L'article 843 du code civil dispose : « Tout héritier, même ayant accepté à concurrence de l'actif venant à une succession, doit rapporter à ses cohéritiers tout ce qu'il a reçu du défunt, par donations entre vifs, directement ou indirectement ; il ne peut retenir les dons à lui faits par le défunt, à moins qu'ils ne lui aient été faits expressément hors part successorale ».

L'article 924 du code civil dispose : « Lorsque la libéralité excède la quotité disponible, le gratifié, successible ou non successible, doit indemniser les héritiers réservataires à concurrence de la portion excessive de la libéralité, quel que soit cet excédent.»

Selon l'article 924-2 du code civil : « Le montant de l'indemnité de réduction se calcule d'après la valeur des biens donnés ou légués à l'époque du partage ou de leur aliénation par le gratifié et en fonction de leur état au jour où la libéralité a pris effet. S'il y a eu subrogation, le calcul de l'indemnité de réduction tient compte de la valeur des nouveaux biens à l'époque du partage, d'après leur état à l'époque de l'acquisition. Toutefois, si la dépréciation des nouveaux biens était, en raison de leur nature, inéluctable au jour de leur acquisition, il n'est pas tenu compte de la subrogation ».

Sur l'acquisition de l'appartement sis [Adresse 1]

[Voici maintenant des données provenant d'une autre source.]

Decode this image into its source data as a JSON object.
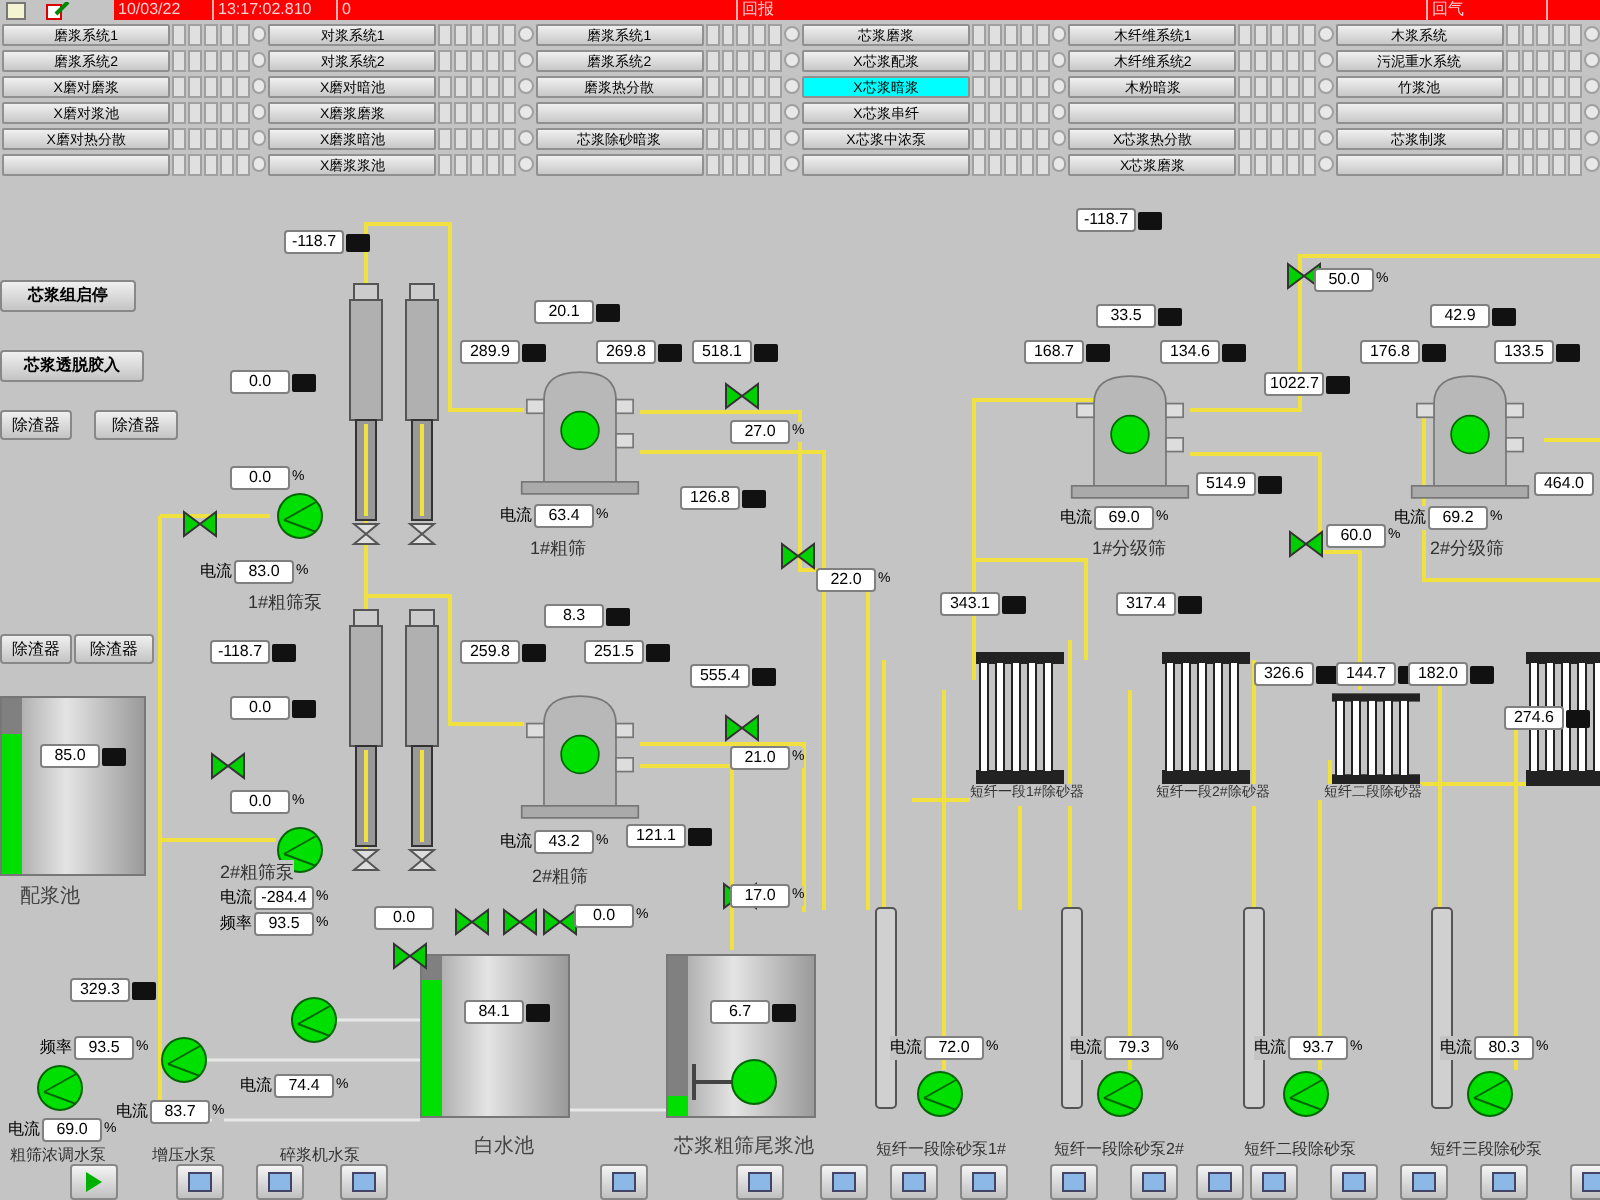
{
  "header": {
    "date": "10/03/22",
    "time": "13:17:02.810",
    "code": "0",
    "message": "回报",
    "message_2": "回气"
  },
  "button_groups": [
    {
      "buttons": [
        {
          "label": "磨浆系统1",
          "selected": false
        },
        {
          "label": "磨浆系统2",
          "selected": false
        },
        {
          "label": "X磨对磨浆",
          "selected": false
        },
        {
          "label": "X磨对浆池",
          "selected": false
        },
        {
          "label": "X磨对热分散",
          "selected": false
        },
        {
          "selected": false
        }
      ]
    },
    {
      "buttons": [
        {
          "label": "对浆系统1",
          "selected": false
        },
        {
          "label": "对浆系统2",
          "selected": false
        },
        {
          "label": "X磨对暗池",
          "selected": false
        },
        {
          "label": "X磨浆磨浆",
          "selected": false
        },
        {
          "label": "X磨浆暗池",
          "selected": false
        },
        {
          "label": "X磨浆浆池",
          "selected": false
        }
      ]
    },
    {
      "buttons": [
        {
          "label": "磨浆系统1",
          "selected": false
        },
        {
          "label": "磨浆系统2",
          "selected": false
        },
        {
          "label": "磨浆热分散",
          "selected": false
        },
        {
          "selected": false
        },
        {
          "label": "芯浆除砂暗浆",
          "selected": false
        },
        {
          "selected": false
        }
      ]
    },
    {
      "buttons": [
        {
          "label": "芯浆磨浆",
          "selected": false
        },
        {
          "label": "X芯浆配浆",
          "selected": false
        },
        {
          "label": "X芯浆暗浆",
          "selected": true
        },
        {
          "label": "X芯浆串纤",
          "selected": false
        },
        {
          "label": "X芯浆中浓泵",
          "selected": false
        },
        {
          "selected": false
        }
      ]
    },
    {
      "buttons": [
        {
          "label": "木纤维系统1",
          "selected": false
        },
        {
          "label": "木纤维系统2",
          "selected": false
        },
        {
          "label": "木粉暗浆",
          "selected": false
        },
        {
          "selected": false
        },
        {
          "label": "X芯浆热分散",
          "selected": false
        },
        {
          "label": "X芯浆磨浆",
          "selected": false
        }
      ]
    },
    {
      "buttons": [
        {
          "label": "木浆系统",
          "selected": false
        },
        {
          "label": "污泥重水系统",
          "selected": false
        },
        {
          "label": "竹浆池",
          "selected": false
        },
        {
          "selected": false
        },
        {
          "label": "芯浆制浆",
          "selected": false
        },
        {
          "selected": false
        }
      ]
    }
  ],
  "left_buttons": [
    "芯浆组启停",
    "芯浆透脱胶入",
    "除渣器",
    "除渣器",
    "除渣器",
    "除渣器"
  ],
  "tanks": [
    {
      "label": "配浆池",
      "level": 0.8
    },
    {
      "label": "白水池",
      "level": 0.85
    },
    {
      "label": "芯浆粗筛尾浆池",
      "level": 0.12
    }
  ],
  "labels": [
    "1#粗筛",
    "1#粗筛泵",
    "2#粗筛泵",
    "2#粗筛",
    "粗筛浓调水泵",
    "增压水泵",
    "碎浆机水泵",
    "1#分级筛",
    "2#分级筛",
    "短纤一段1#除砂器",
    "短纤一段2#除砂器",
    "短纤二段除砂器",
    "短纤一段除砂泵1#",
    "短纤一段除砂泵2#",
    "短纤二段除砂泵",
    "短纤三段除砂泵"
  ],
  "readouts": [
    {
      "kind": "tagged",
      "value": "-118.7"
    },
    {
      "kind": "tagged",
      "value": "0.0"
    },
    {
      "kind": "unit",
      "value": "0.0",
      "unit": "%"
    },
    {
      "kind": "current",
      "label": "电流",
      "value": "83.0",
      "unit": "%"
    },
    {
      "kind": "tagged",
      "value": "20.1"
    },
    {
      "kind": "tagged",
      "value": "289.9"
    },
    {
      "kind": "tagged",
      "value": "269.8"
    },
    {
      "kind": "tagged",
      "value": "518.1"
    },
    {
      "kind": "unit",
      "value": "27.0",
      "unit": "%"
    },
    {
      "kind": "current",
      "label": "电流",
      "value": "63.4",
      "unit": "%"
    },
    {
      "kind": "tagged",
      "value": "126.8"
    },
    {
      "kind": "unit",
      "value": "22.0",
      "unit": "%"
    },
    {
      "kind": "tagged",
      "value": "-118.7"
    },
    {
      "kind": "tagged",
      "value": "8.3"
    },
    {
      "kind": "tagged",
      "value": "259.8"
    },
    {
      "kind": "tagged",
      "value": "251.5"
    },
    {
      "kind": "tagged",
      "value": "555.4"
    },
    {
      "kind": "tagged",
      "value": "0.0"
    },
    {
      "kind": "unit",
      "value": "0.0",
      "unit": "%"
    },
    {
      "kind": "tagged",
      "value": "85.0"
    },
    {
      "kind": "unit",
      "value": "21.0",
      "unit": "%"
    },
    {
      "kind": "current",
      "label": "电流",
      "value": "43.2",
      "unit": "%"
    },
    {
      "kind": "tagged",
      "value": "121.1"
    },
    {
      "kind": "unit",
      "value": "17.0",
      "unit": "%"
    },
    {
      "kind": "current",
      "label": "电流",
      "value": "-284.4",
      "unit": "%"
    },
    {
      "kind": "current",
      "label": "频率",
      "value": "93.5",
      "unit": "%"
    },
    {
      "kind": "plain",
      "value": "0.0"
    },
    {
      "kind": "unit",
      "value": "0.0",
      "unit": "%"
    },
    {
      "kind": "tagged",
      "value": "84.1"
    },
    {
      "kind": "tagged",
      "value": "6.7"
    },
    {
      "kind": "tagged",
      "value": "329.3"
    },
    {
      "kind": "current",
      "label": "频率",
      "value": "93.5",
      "unit": "%"
    },
    {
      "kind": "current",
      "label": "电流",
      "value": "74.4",
      "unit": "%"
    },
    {
      "kind": "current",
      "label": "电流",
      "value": "83.7",
      "unit": "%"
    },
    {
      "kind": "current",
      "label": "电流",
      "value": "69.0",
      "unit": "%"
    },
    {
      "kind": "tagged",
      "value": "-118.7"
    },
    {
      "kind": "unit",
      "value": "50.0",
      "unit": "%"
    },
    {
      "kind": "tagged",
      "value": "33.5"
    },
    {
      "kind": "tagged",
      "value": "168.7"
    },
    {
      "kind": "tagged",
      "value": "134.6"
    },
    {
      "kind": "tagged",
      "value": "1022.7"
    },
    {
      "kind": "current",
      "label": "电流",
      "value": "69.0",
      "unit": "%"
    },
    {
      "kind": "tagged",
      "value": "514.9"
    },
    {
      "kind": "unit",
      "value": "60.0",
      "unit": "%"
    },
    {
      "kind": "tagged",
      "value": "42.9"
    },
    {
      "kind": "tagged",
      "value": "176.8"
    },
    {
      "kind": "tagged",
      "value": "133.5"
    },
    {
      "kind": "current",
      "label": "电流",
      "value": "69.2",
      "unit": "%"
    },
    {
      "kind": "plain",
      "value": "464.0"
    },
    {
      "kind": "tagged",
      "value": "343.1"
    },
    {
      "kind": "tagged",
      "value": "317.4"
    },
    {
      "kind": "tagged",
      "value": "326.6"
    },
    {
      "kind": "tagged",
      "value": "144.7"
    },
    {
      "kind": "tagged",
      "value": "182.0"
    },
    {
      "kind": "tagged",
      "value": "274.6"
    },
    {
      "kind": "current",
      "label": "电流",
      "value": "72.0",
      "unit": "%"
    },
    {
      "kind": "current",
      "label": "电流",
      "value": "79.3",
      "unit": "%"
    },
    {
      "kind": "current",
      "label": "电流",
      "value": "93.7",
      "unit": "%"
    },
    {
      "kind": "current",
      "label": "电流",
      "value": "80.3",
      "unit": "%"
    }
  ]
}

C'est par de justes motifs adoptés par la cour que le premier juge a retenu qu'il était établi par les pièces produites que M. [I] [M] avait financé intégralement l'appartement sis [Adresse 1], acquis au nom de Mme [T] [N], par un virement de 120.000 francs effectué au crédit du compte de celle-ci et par la mise en place d'un virement permanent d'un montant de 1 400 francs soit le montant arrondi des mensualités du prêt, ce virement étant exécutable jusqu'au 29 avril 2002, date de fin du prêt.

Mme [M] se borne à soutenir que la preuve de ces transferts de fonds n'est pas rapportée et subsidiairement que ces fonds correspondraient à la contribution de M. [M] aux charges du mariage puisqu'il a habité dans cet appartement pendant 17 ans.

Mais en réalité, c'est bien Mme [T] [M] qui a vécu dans un appartement qui lui a été offert par M. [M]. Ces moyens sont donc mal fondés.

Le bien immobilier ayant été subrogé aux fonds remis par M. [M], la donation déguisée sera évaluée conformément aux dispositions de l'article 924 -2 du code civil, en cas de subrogation.

Le jugement sera donc confirmé intégralement de ce chef , y compris en ce qu'il a ordonné une expertise à l'effet d'évaluer le bien immobilier.

Sur les travaux de l'appartement de [Localité 1]

C'est par de justes motifs que la cour adopte que le premier juge a retenu que les enfants [M] ont justifié que leur père avaient souscrit un prêt pour un montant de 70.000 francs , selon demande du 23 avril 1992, pour des travaux en vue de l'aménagement de son habitation personnelle et principale sise [Adresse 1] (Rhône), lequel ne pouvait correspondre alors qu'à l'appartement acquis par Mme [T] [M].

En revanche, s'agissant d'une opération globale «acquisition + rénovation» simultanée et compte-tenu du remploi des fonds dans la rénovation du bien, l'évaluation se fera sur la base de la valeur de l'appartement à l'époque du partage, en fonction de son état, travaux compris.

Sur le prêt relatif à une résidence secondaire

C'est par de justes motifs que la cour adopte que le premier juge a estimé que le prêt du 9 janvier 2002 souscrit par M. [M] et ayant pour objet : "aménagement d'un appartement à titre de résidence secondaire du propriétaire", d'un montant de 14 524 € a nécessairement été affecté à la rénovation de la résidence secondaire de Mme [M], puisque M. [M] n'était plus propriétaire d'aucun bien immobilier, mais que cette somme plutôt modeste, pouvait correspondre à la contrepartie du bénéfice que M. [M] en a retiré en y séjournant et pouvait être considéré, comme une contribution du mari aux charges du mariage.

Sur les liquidités

a) sur la période du 30 septembre 2009 au [Date décès 1] 2009 (date du décès de [I] [M])

Le premier juge a justement indiqué que Mme [T] [M] devait rapporter à la succession la somme de 19 476,22 € en deniers ou quittances, correspondant à des prélèvements de sommes d'argent sur les comptes de [I] [M], et dont elle ne peut justifier l'utilisation.

b) pour la période antérieure au 30 septembre 2009 (demande de production de relevés de comptes et de justificatifs pour les deux années antérieures) :

Mme [Q] [M] et M. [K] [M] ne produisent pas d'éléments suffisants pouvant faire présumer l'existence d'autres donations déguisées et pouvant justifier de telles investigations.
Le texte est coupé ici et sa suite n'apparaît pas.